Hyundai Akan Bawa Mobil Listrik 7 Seater Buatan RI ke GIIAS 2026
Hyundai Indonesia memberi bocoran mengenai empat mobil anyar yang akan dibawa ke perhelatan Gaikindo Indonesia International Auto Show (GIIAS) 2026. Dari semua lini, paling menarik adalah sebuah mobil listrik tujuh penumpang yang rencananya akan diproduksi di dalam negeri.
"Paling spesial 7 seater EV serta produksi di Indonesia," kata Chief Operating Officer Hyundai Motors Indonesia (HMID) Fransiscus Soerjopranoto di Jakarta, Kamis (2/7).
Lihat Juga : |
Untuk tiga model lainnya adalah SUV hybrid dan SUV listrik, serta sebuah MPV dengan pilihan tenaga EV dan hybrid.
"Ada SUV hybrid dan SUV listrik, terus MPV hybrid dan EV, itu sudah tiga," katanya.
Dia tak mengungkap informasi lain, termasuk identitas empat model tersebut serta statusnya apakah akan langsung dijual atau sekadar perkenalan.
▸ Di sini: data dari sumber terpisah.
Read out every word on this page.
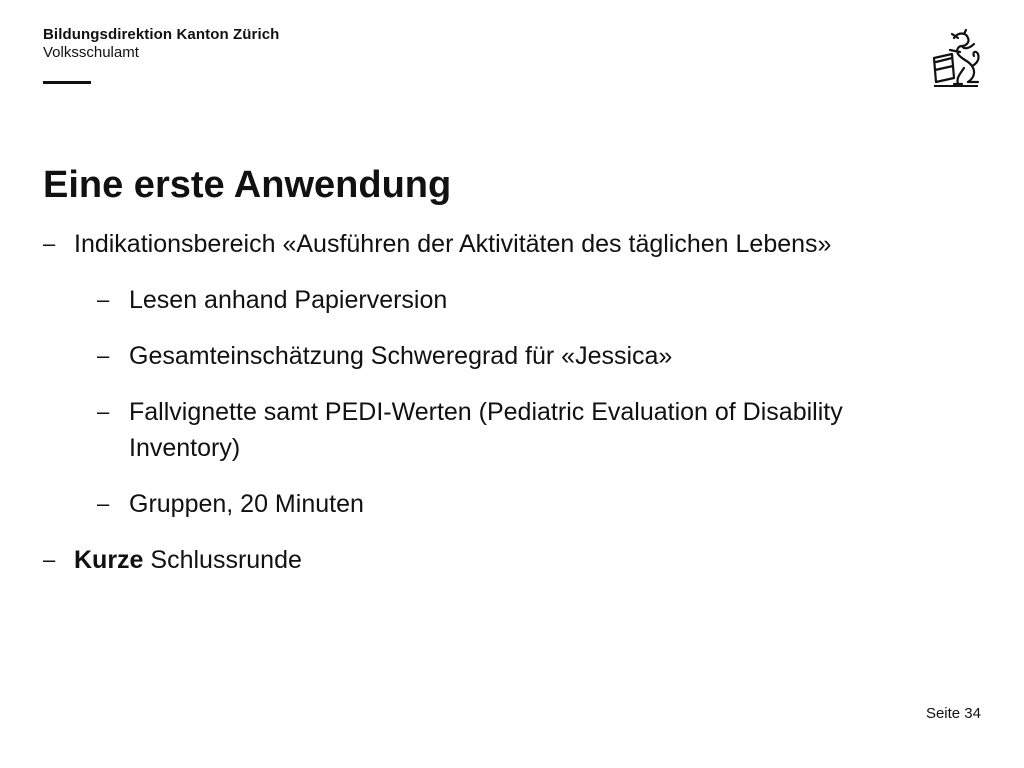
Bildungsdirektion Kanton Zürich
Volksschulamt
Eine erste Anwendung
– Indikationsbereich «Ausführen der Aktivitäten des täglichen Lebens»
– Lesen anhand Papierversion
– Gesamteinschätzung Schweregrad für «Jessica»
– Fallvignette samt PEDI-Werten (Pediatric Evaluation of Disability Inventory)
– Gruppen, 20 Minuten
– Kurze Schlussrunde
Seite 34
Semua line up anyar yang ditampilkan baru sebatas gambar empat mobil yang tertutup kain hitam.
Frans menegaskan pabrikan siap memberi kejutan selama GIIAS berlangsung.
"Jadi tunggu saja, bakal ada kejutan selama di GIIAS," kata dia.
Meski demikian, ada satu mobil yang identitasnya telah dibuka yaitu Ioniq 3. Model ini dikatakan Frans tengah dipertimbangkan untuk masuk dan dijual Indonesia.
"Ya kami lagi ngeliat animo masyarakat. Kalau bagus kita akan pertimbangkan masuk indonesia. Tapi kendaraan ini dapat respon positif, kami berharap kendaraan ini bisa beredar," katanya.
Ioniq 3 dirancang sebagai sebuah crossover yang memiliki kesan futuristik dari segi desain. Tetapi bagian depan sekilas tetap menggunakan bahasa desain yang sama dengan Ioniq 5 maupun Ioniq 6.
Memakai dimensi panjang 4.155 mm, lebar 1.800 mm, tinggi 1.505 mm, dan jarak sumbu roda 2.680 mm, mobil listrik ini dibangun di atas Electric-Global Modular Platform (E-GMP) Hyundai Motor Group dengan arsitektur kelistrikan 400 volt.
Pada pasar Eropa, mobil ini tersedia dalam dua pilihan baterai, yakni 42,2 kWh untuk varian Standard Range dengan kisaran jarak tempuh WLTP hingga 344 kilometer dan 61 kWh untuk Long Range dengan kisaran hingga 496 kilometer.
Lalu pengisian daya cepat DC dari 10 hingga 80 persen diklaim dalam waktu sekitar 29 menit, sementara pengisian AC mendukung hingga 22 kW.
Sistem penggeraknya roda depan, dan motor listriknya diklaim mampu melepas 107,8 kW dan torsi maksimum 250 Nm, sedangkan kecepatan maksimal 170 km per jam.